Во время обеда дядька торжественно сообщил ещё одну новость: с завтрашнего дня он берёт отпуск на две недели и (при этом Женька бросил на меня многозначительный взгляд) теперь вплотную займётся моим воспитанием. В отличие от мамы, меня его заявление не слишком обрадовало. Хотя я с невозмутимым видом старалась показать, что в данную минуту меня интересуют только грибы, дядька всё же почувствовал неладное и до конца обеда больше рот не открывал. Мама же, ничего не замечая, принялась давать мне наставления, как я должна себя вести во время её отсутствия. К счастью, я вовремя вспомнила, что баба Тоня не закончила свою историю о цыганах и попросила её продолжить. Присев рядом с мамой на диван, бабушка кратко ввела её и Женьку в курс дела.
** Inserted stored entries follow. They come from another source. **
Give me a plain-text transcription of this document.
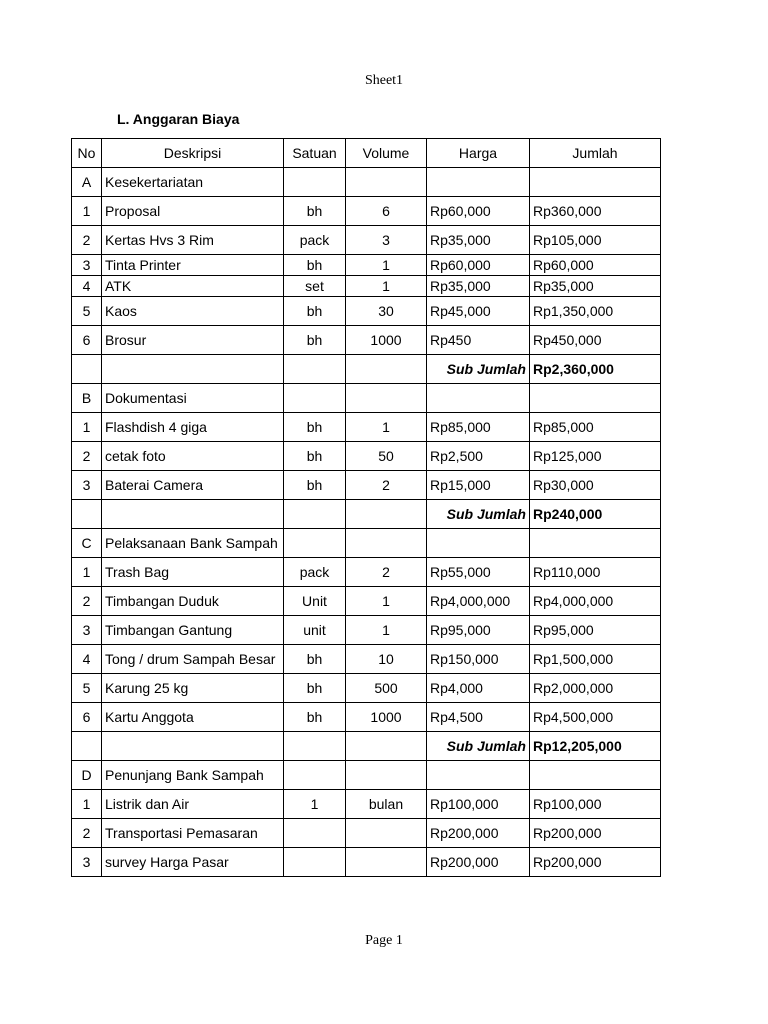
Sheet1
L. Anggaran Biaya
No	Deskripsi	Satuan	Volume	Harga	Jumlah
A	Kesekertariatan				
1	Proposal	bh	6	Rp60,000	Rp360,000
2	Kertas Hvs 3 Rim	pack	3	Rp35,000	Rp105,000
3	Tinta Printer	bh	1	Rp60,000	Rp60,000
4	ATK	set	1	Rp35,000	Rp35,000
5	Kaos	bh	30	Rp45,000	Rp1,350,000
6	Brosur	bh	1000	Rp450	Rp450,000
				Sub Jumlah	Rp2,360,000
B	Dokumentasi				
1	Flashdish 4 giga	bh	1	Rp85,000	Rp85,000
2	cetak foto	bh	50	Rp2,500	Rp125,000
3	Baterai Camera	bh	2	Rp15,000	Rp30,000
				Sub Jumlah	Rp240,000
C	Pelaksanaan Bank Sampah				
1	Trash Bag	pack	2	Rp55,000	Rp110,000
2	Timbangan Duduk	Unit	1	Rp4,000,000	Rp4,000,000
3	Timbangan Gantung	unit	1	Rp95,000	Rp95,000
4	Tong / drum Sampah Besar	bh	10	Rp150,000	Rp1,500,000
5	Karung 25 kg	bh	500	Rp4,000	Rp2,000,000
6	Kartu Anggota	bh	1000	Rp4,500	Rp4,500,000
				Sub Jumlah	Rp12,205,000
D	Penunjang Bank Sampah				
1	Listrik dan Air	1	bulan	Rp100,000	Rp100,000
2	Transportasi Pemasaran			Rp200,000	Rp200,000
3	survey Harga Pasar			Rp200,000	Rp200,000
Page 1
Как раз в то время дядька служил в армии, однако, несмотря на то, что ему, конечно же, всё было известно, слушал очень внимательно. Несколько раз я ловила на себе задумчивый взгляд его цыганских очей, словно Женька проверял, какое впечатление на меня произвёл бабушкин рассказ.
Терпение жителей Святошино вскоре лопнуло. Кто-то заявил в район и оттуда прибыл наряд милиции: цыган попросили убраться подобру-поздорову. Те собирались недолго, хотя на прощание некоторые горячие цыганские головы пообещали, что ещё вернутся. Но с тех пор о цыганах не было ни слуху, ни духу. И погреба в Святошино постепенно снова перестали запирать, разве что на ночь. Правда, за цыганским домом закрепилась с тех пор недобрая слава: будто бы кто-то видел, что ночью сквозь заколоченные окна мерцали таинственные огоньки.